Monday, June 28, 2010

Riding into the past on a Royal Enfield

Even in the isolated motorcycle market of India, the Royal Enfield Bullet could not have survived 50 years of production as just a nostalgic artifact. It was too expensive to be purely decorative.

The Bullet is, especially in its updated recent models, a useful and accomplished motorcycle.

But I didn't care about that when I bought my 1999 Royal Enfield. What I wanted was the experience of riding a motorcycle little different from the motorcycles I had admired as a kid, in 1955. If riding it had been a terrible experience, I would gladly have accepted that as just the price of authenticity.

I needed a motorcycle to take me to work. I wanted the Royal Enfield to take me back to 1955. Was it a foolish notion?
Humorist David Sedaris tells a tale of his own fascination with the past in a 2007 essay entitled "This Old House," in The New Yorker.

"Like anyone nostalgic for a time he didn't live through, I chose to weed out the little inconveniences: polio, say, or the thought of eating stewed squirrel. The world was simply grander back then, somehow more civilized," Sedaris writes of himself at age 16.

"I longed for a home where history was respected — and, four years later, I finally found one. This was in Chapel Hill, North Carolina."

What Sedaris had found, he writes, was a crumbling boarding house filled with antiques, run by a landlady he calls Rosemary, who looked and dressed as though she was living in the 1940s.

"She'd pull out some new treasure she'd bought at an estate sale and explain what made it so valuable: 'On most of the later Fire King loaf pans, the trademark helmet is etched rather than embossed.'

"The idea was that we were different, not like the rest of America, with its Fuzzbusters and shopping malls and rotating showerheads. 'If it's not new and shiny, they don't want anything to do with it,' Rosemary would complain. 'Give them the Liberty Bell and they'd bitch about the crack. That's how folks are nowadays. I've seen it.'

Rosemary would mend a worn WAC uniform with her sewing kit while she talked. Sedaris was happy until the summer heat came on, and with it word that the old boarding house would be torn down.

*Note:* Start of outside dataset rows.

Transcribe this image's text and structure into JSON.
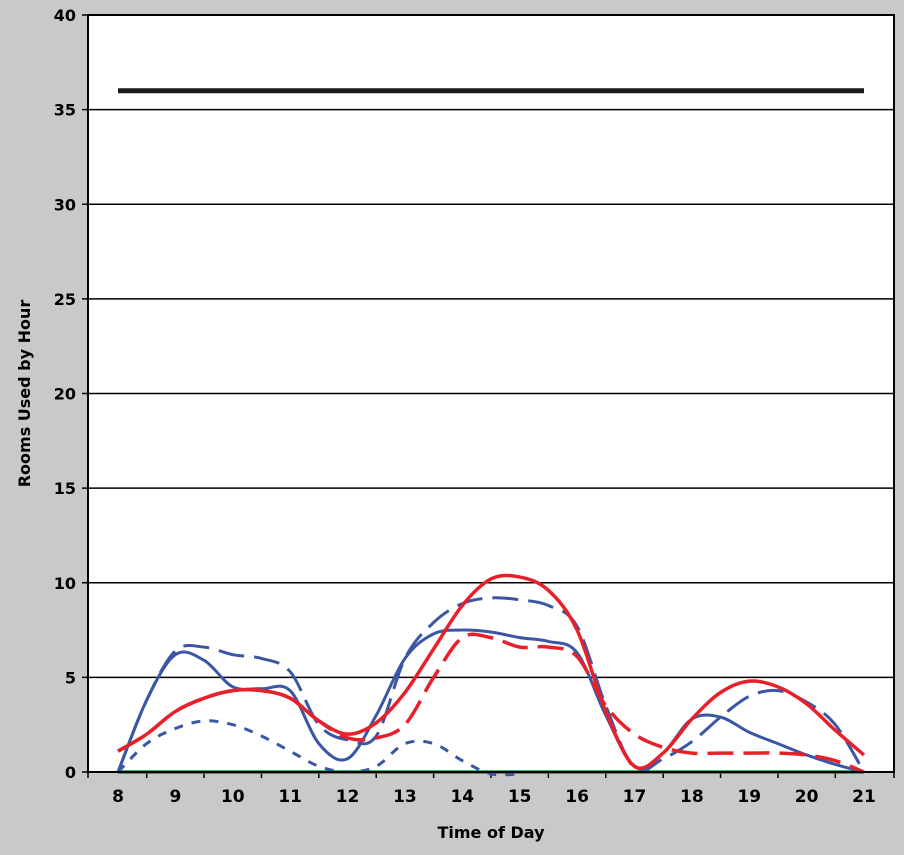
{
  "chart_data": {
    "type": "line",
    "title": "",
    "xlabel": "Time of Day",
    "ylabel": "Rooms Used by Hour",
    "xlim": [
      8,
      21
    ],
    "ylim": [
      0,
      40
    ],
    "x_ticks": [
      8,
      9,
      10,
      11,
      12,
      13,
      14,
      15,
      16,
      17,
      18,
      19,
      20,
      21
    ],
    "y_ticks": [
      0,
      5,
      10,
      15,
      20,
      25,
      30,
      35,
      40
    ],
    "grid": "horizontal",
    "legend": "none",
    "colors": {
      "black": "#1a1a1a",
      "blue": "#3a57a6",
      "red": "#e8202a",
      "green": "#1f8a3c",
      "plot_bg": "#ffffff",
      "page_bg": "#c8c9ca"
    },
    "series": [
      {
        "color": "#1a1a1a",
        "style": "solid",
        "width": 5,
        "x": [
          8,
          21
        ],
        "y": [
          36,
          36
        ]
      },
      {
        "color": "#1f8a3c",
        "style": "solid",
        "width": 3.5,
        "x": [
          8,
          21
        ],
        "y": [
          0,
          0
        ]
      },
      {
        "color": "#3a57a6",
        "style": "solid",
        "width": 3,
        "x": [
          8,
          8.5,
          9,
          9.5,
          10,
          10.5,
          11,
          11.5,
          12,
          12.5,
          13,
          13.5,
          14,
          14.5,
          15,
          15.5,
          16,
          16.5,
          17,
          17.5,
          18,
          18.5,
          19,
          19.5,
          20,
          20.5,
          21
        ],
        "y": [
          0,
          3.8,
          6.2,
          5.9,
          4.5,
          4.4,
          4.3,
          1.5,
          0.7,
          3,
          6,
          7.3,
          7.5,
          7.4,
          7.1,
          6.9,
          6.3,
          3,
          0.3,
          1,
          2.8,
          2.9,
          2.1,
          1.5,
          0.9,
          0.4,
          0
        ]
      },
      {
        "color": "#3a57a6",
        "style": "long-dash",
        "width": 3,
        "x": [
          8,
          8.5,
          9,
          9.5,
          10,
          10.5,
          11,
          11.5,
          12,
          12.5,
          13,
          13.5,
          14,
          14.5,
          15,
          15.5,
          16,
          16.5,
          17,
          17.5,
          18,
          18.5,
          19,
          19.5,
          20,
          20.5,
          21
        ],
        "y": [
          0,
          3.8,
          6.4,
          6.6,
          6.2,
          6,
          5.3,
          2.5,
          1.7,
          1.9,
          6,
          7.9,
          8.9,
          9.2,
          9.1,
          8.8,
          7.7,
          3.5,
          0.2,
          0.7,
          1.6,
          2.9,
          4,
          4.3,
          3.7,
          2.5,
          0
        ]
      },
      {
        "color": "#3a57a6",
        "style": "short-dash",
        "width": 3,
        "x": [
          8,
          8.5,
          9,
          9.5,
          10,
          10.5,
          11,
          11.5,
          12,
          12.5,
          13,
          13.5,
          14,
          14.5,
          15
        ],
        "y": [
          0,
          1.5,
          2.3,
          2.7,
          2.5,
          1.9,
          1.1,
          0.3,
          0,
          0.3,
          1.5,
          1.5,
          0.6,
          -0.1,
          -0.1
        ]
      },
      {
        "color": "#e8202a",
        "style": "solid",
        "width": 3.5,
        "x": [
          8,
          8.5,
          9,
          9.5,
          10,
          10.5,
          11,
          11.5,
          12,
          12.5,
          13,
          13.5,
          14,
          14.5,
          15,
          15.5,
          16,
          16.5,
          17,
          17.5,
          18,
          18.5,
          19,
          19.5,
          20,
          20.5,
          21
        ],
        "y": [
          1.1,
          2,
          3.2,
          3.9,
          4.3,
          4.3,
          3.9,
          2.7,
          2,
          2.6,
          4.2,
          6.5,
          8.8,
          10.2,
          10.3,
          9.6,
          7.5,
          3.2,
          0.3,
          1,
          2.8,
          4.2,
          4.8,
          4.5,
          3.6,
          2.2,
          0.9
        ]
      },
      {
        "color": "#e8202a",
        "style": "long-dash",
        "width": 3.5,
        "x": [
          8,
          8.5,
          9,
          9.5,
          10,
          10.5,
          11,
          11.5,
          12,
          12.5,
          13,
          13.5,
          14,
          14.5,
          15,
          15.5,
          16,
          16.5,
          17,
          17.5,
          18,
          18.5,
          19,
          19.5,
          20,
          20.5,
          21
        ],
        "y": [
          1.1,
          2,
          3.2,
          3.9,
          4.3,
          4.3,
          3.9,
          2.7,
          1.8,
          1.8,
          2.5,
          5,
          7.1,
          7.1,
          6.6,
          6.6,
          6.1,
          3.5,
          2,
          1.3,
          1,
          1,
          1,
          1,
          0.9,
          0.6,
          0
        ]
      }
    ]
  }
}
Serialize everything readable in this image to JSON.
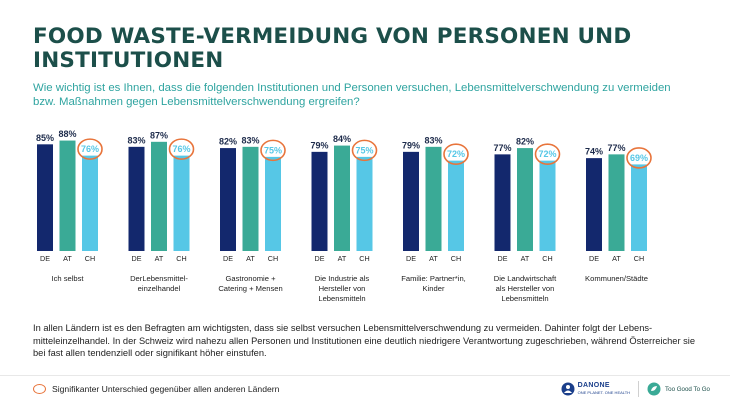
{
  "title": "FOOD WASTE-VERMEIDUNG VON PERSONEN UND INSTITUTIONEN",
  "subtitle": "Wie wichtig ist es Ihnen, dass die folgenden Institutionen und Personen versuchen, Lebensmittelverschwendung zu vermeiden bzw. Maßnahmen gegen Lebensmittelverschwendung ergreifen?",
  "footnote": "In allen Ländern ist es den Befragten am wichtigsten, dass sie selbst versuchen Lebensmittelverschwendung zu vermeiden. Dahinter folgt der Lebens­mitteleinzelhandel. In der Schweiz wird nahezu allen Personen und Institutionen eine deutlich niedrigere Verantwortung zugeschrieben, während Österreicher sie bei fast allen tendenziell oder signifikant höher einstufen.",
  "legend": {
    "label": "Signifikanter Unterschied gegenüber allen anderen Ländern"
  },
  "logos": {
    "danone_name": "DANONE",
    "danone_tag": "ONE PLANET. ONE HEALTH",
    "tgtg_name": "Too Good To Go"
  },
  "colors": {
    "DE": "#13286d",
    "AT": "#3aaa96",
    "CH": "#56c7e6",
    "highlight": "#e8743b",
    "label": "#1c2a4a"
  },
  "chart_data": {
    "type": "bar",
    "series_keys": [
      "DE",
      "AT",
      "CH"
    ],
    "groups": [
      {
        "category": [
          "Ich selbst"
        ],
        "values": [
          85,
          88,
          76
        ],
        "labels": [
          "85%",
          "88%",
          "76%"
        ],
        "highlight": [
          false,
          false,
          true
        ]
      },
      {
        "category": [
          "DerLebensmittel-",
          "einzelhandel"
        ],
        "values": [
          83,
          87,
          76
        ],
        "labels": [
          "83%",
          "87%",
          "76%"
        ],
        "highlight": [
          false,
          false,
          true
        ]
      },
      {
        "category": [
          "Gastronomie +",
          "Catering + Mensen"
        ],
        "values": [
          82,
          83,
          75
        ],
        "labels": [
          "82%",
          "83%",
          "75%"
        ],
        "highlight": [
          false,
          false,
          true
        ]
      },
      {
        "category": [
          "Die Industrie als",
          "Hersteller von",
          "Lebensmitteln"
        ],
        "values": [
          79,
          84,
          75
        ],
        "labels": [
          "79%",
          "84%",
          "75%"
        ],
        "highlight": [
          false,
          false,
          true
        ]
      },
      {
        "category": [
          "Familie: Partner*in,",
          "Kinder"
        ],
        "values": [
          79,
          83,
          72
        ],
        "labels": [
          "79%",
          "83%",
          "72%"
        ],
        "highlight": [
          false,
          false,
          true
        ]
      },
      {
        "category": [
          "Die Landwirtschaft",
          "als Hersteller von",
          "Lebensmitteln"
        ],
        "values": [
          77,
          82,
          72
        ],
        "labels": [
          "77%",
          "82%",
          "72%"
        ],
        "highlight": [
          false,
          false,
          true
        ]
      },
      {
        "category": [
          "Kommunen/Städte"
        ],
        "values": [
          74,
          77,
          69
        ],
        "labels": [
          "74%",
          "77%",
          "69%"
        ],
        "highlight": [
          false,
          false,
          true
        ]
      }
    ],
    "ylim": [
      0,
      100
    ],
    "grid": false,
    "legend": "bottom-left"
  }
}
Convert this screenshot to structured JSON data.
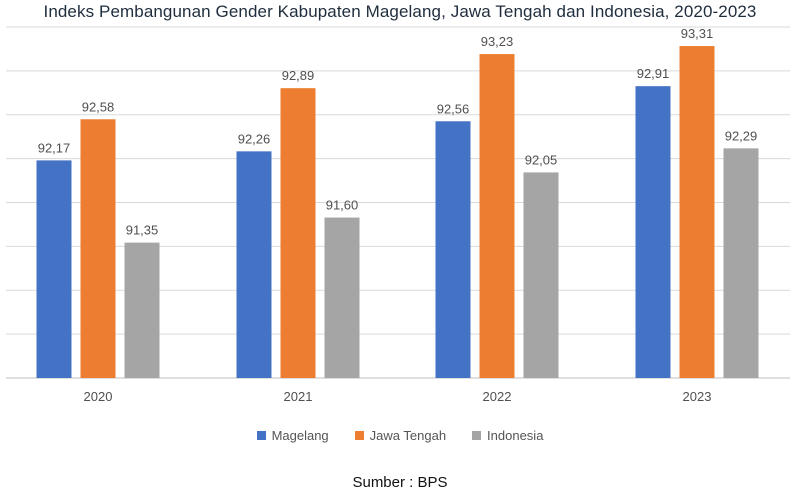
{
  "chart_data": {
    "type": "bar",
    "title": "Indeks Pembangunan Gender Kabupaten Magelang, Jawa Tengah dan Indonesia, 2020-2023",
    "categories": [
      "2020",
      "2021",
      "2022",
      "2023"
    ],
    "series": [
      {
        "name": "Magelang",
        "color": "#4472c4",
        "values": [
          92.17,
          92.26,
          92.56,
          92.91
        ],
        "labels": [
          "92,17",
          "92,26",
          "92,56",
          "92,91"
        ]
      },
      {
        "name": "Jawa Tengah",
        "color": "#ed7d31",
        "values": [
          92.58,
          92.89,
          93.23,
          93.31
        ],
        "labels": [
          "92,58",
          "92,89",
          "93,23",
          "93,31"
        ]
      },
      {
        "name": "Indonesia",
        "color": "#a5a5a5",
        "values": [
          91.35,
          91.6,
          92.05,
          92.29
        ],
        "labels": [
          "91,35",
          "91,60",
          "92,05",
          "92,29"
        ]
      }
    ],
    "ylim": [
      90.0,
      93.5
    ],
    "grid": true,
    "legend_position": "bottom",
    "note": "Sumber : BPS"
  }
}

"A part of me was sad that the house was being sold, but another, bigger part — the part that loved air conditioning — was ready to move on."

Rather than view Sedaris as a traitor to the cause, I recognize his struggle with the nostalgic life. Romantic as it is, there is a fundamental flaw in living it. He puts it this way:

"What I could never fathom, and still can't, really, is that at one point all those things were new — the wheezing Victrola, the hulking davenport. How were they any different from the eight-track tape player, or my parents' Scandinavian dining room set? Given enough time, I guess, anything can look good. All it has to do is survive."